Like many a city-dwelling Corkonian, I have sometimes been guilty of overlooking Kinsale, even as travellers from further afield rightly gush over the charms of this seaside tourism Mecca, writes Joe McNamee.
Perhaps it is a failure to see clearly what is right under the nose; perhaps, a case of growing jaded with the overly familiar; perhaps, it is even excessively parochial Leeside zeal frowning on attempts by near-neighbours to dare shine with anything approaching the luminescence of the Real Capital?
Who cares, it is a sin for which I gladly atone, particularly, on fine evenings such as this, in a rare summer, full of them.
As most keepers of small children will confirm, any brief furlough is an essential defibrillator for the parenting partnership and, what’s more, it is fast dawning on us that an overnighter in Kinsale commences a mere 30 minutes after leaving home.
Within the hour, we are striding lovely Scilly Walk in glorious sunshine, before returning to the splendid balcony perch of our ‘berth’ in the Trident Hotel, gazing out over harbour, cool drink in hand, faintest breeze whispering sweet nothings in the lughole, recalling a time when children and any possibility of their existence were no more than putative discussions for the future.
By the time we set out at sultry dusk, past rows of clinking, twinkling quayside yachts, past equally-clinking, twinkling bars, siren song of people at pleasure leaking out through open windows and doors, our transition to San Tropez is complete.
Bastion is a wine bar to the fore, dining area proper to the rear. Serenely underplayed décor, muted greys, wooden floors, open brickwork, is deceptively casual. Fixtures and fittings are shorn of silver service fripperies but chosen with an unerring eye.
Eating good Guinness sourdough with addictive treacle butter, we pore over a wondrous wine list, settling on an excellent Forrest Pinot Noir (New Zealand, €40), crisp, savoury, luscious raspberry notes and languid finish.
Amuse bouches herald the start of My Heart’s Delight’s tasting menu: tasty beef croquette and a divine monkfish carpaccio.
Chilled pea, preserved lemon, mint & basil is myriad ways with the tiny green globe, including a refreshing soup, all deeply imbued with elemental essence of pea.
Fennel & Rhubarb is a good reminder that the latter is a vegetable, not a fruit, though accompanying white beans are a tad bland.
My starter arrives: exquisite John Dory, beautifully poached in lemon oil, with a sublime fennel barigoule as counterpoint, sheep’s yoghurt trailing a whiff of Pan.
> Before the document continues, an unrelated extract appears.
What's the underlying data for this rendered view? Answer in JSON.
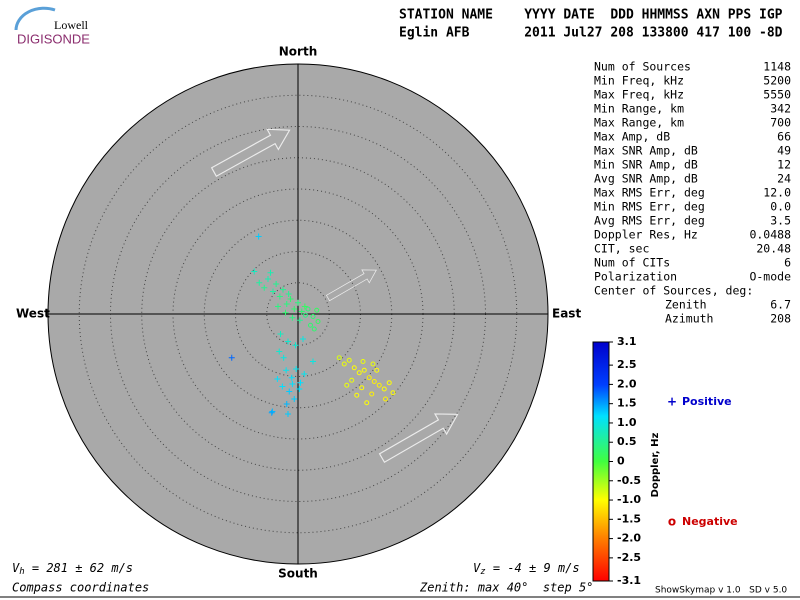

It is superb.
MHD’s tasting plates continue. Even sea bass — with broccoli and brandade beignet — tastes as if locally landed. Crispy parmesan polenta, truffle and egg yolk, includes charred, blackened asparagus stems housing a bright green punchy crunch.
Again, I take one for the readers, ordering lamb shoulder to gauge the menu’s breadth, as MHD doesn’t eat red meat.
But, though well-cooked and served with summer veg, it is the wrong choice entirely for a close night where an open but airless window struggles to keep diners at room temperature. It is also out of step with delicate, more nuanced flavours on the tasting menu, a hearty plate for a colder season, perhaps a token dish to satisfy old school diners requiring a ‘good feed’.
I resume raiding MHD’s plates. Eventually, blissfully sated, we merely toy with desserts, even a wonderful, wincingly sweet-sharp classic lemon tart.
Service deserves special mention. Too often in recent times I have dined in establishments where every effort has been made with interiors, almost none with training staff. Here an impeccably attired squadron of young waiters operates with precision and unobtrusive courtesy; a single minor error is swiftly rectified with accompanying and fulsome apology.
Noonan’s partner/co-proprietor, chef Paul McDonald, delivers meticulously crafted, balanced dishes, full of flavour, most to Michelin standard, yet there’s a sense that if he could throw off some of the constraints and an attachment to certain canonical staples (foie gras, truffle, classical desserts) then he could become a truly original, national star (for example, serving imported sea bass, no matter how tasty, in the fishing port of Kinsale is a travesty starkly emphasised by his note-perfect delivery of infinitely superior, locally landed John Dory).
So, to subsequently learn such a tack is the Bastion route for the future, proves a perfect digestif — a voyage I have no intention of missing!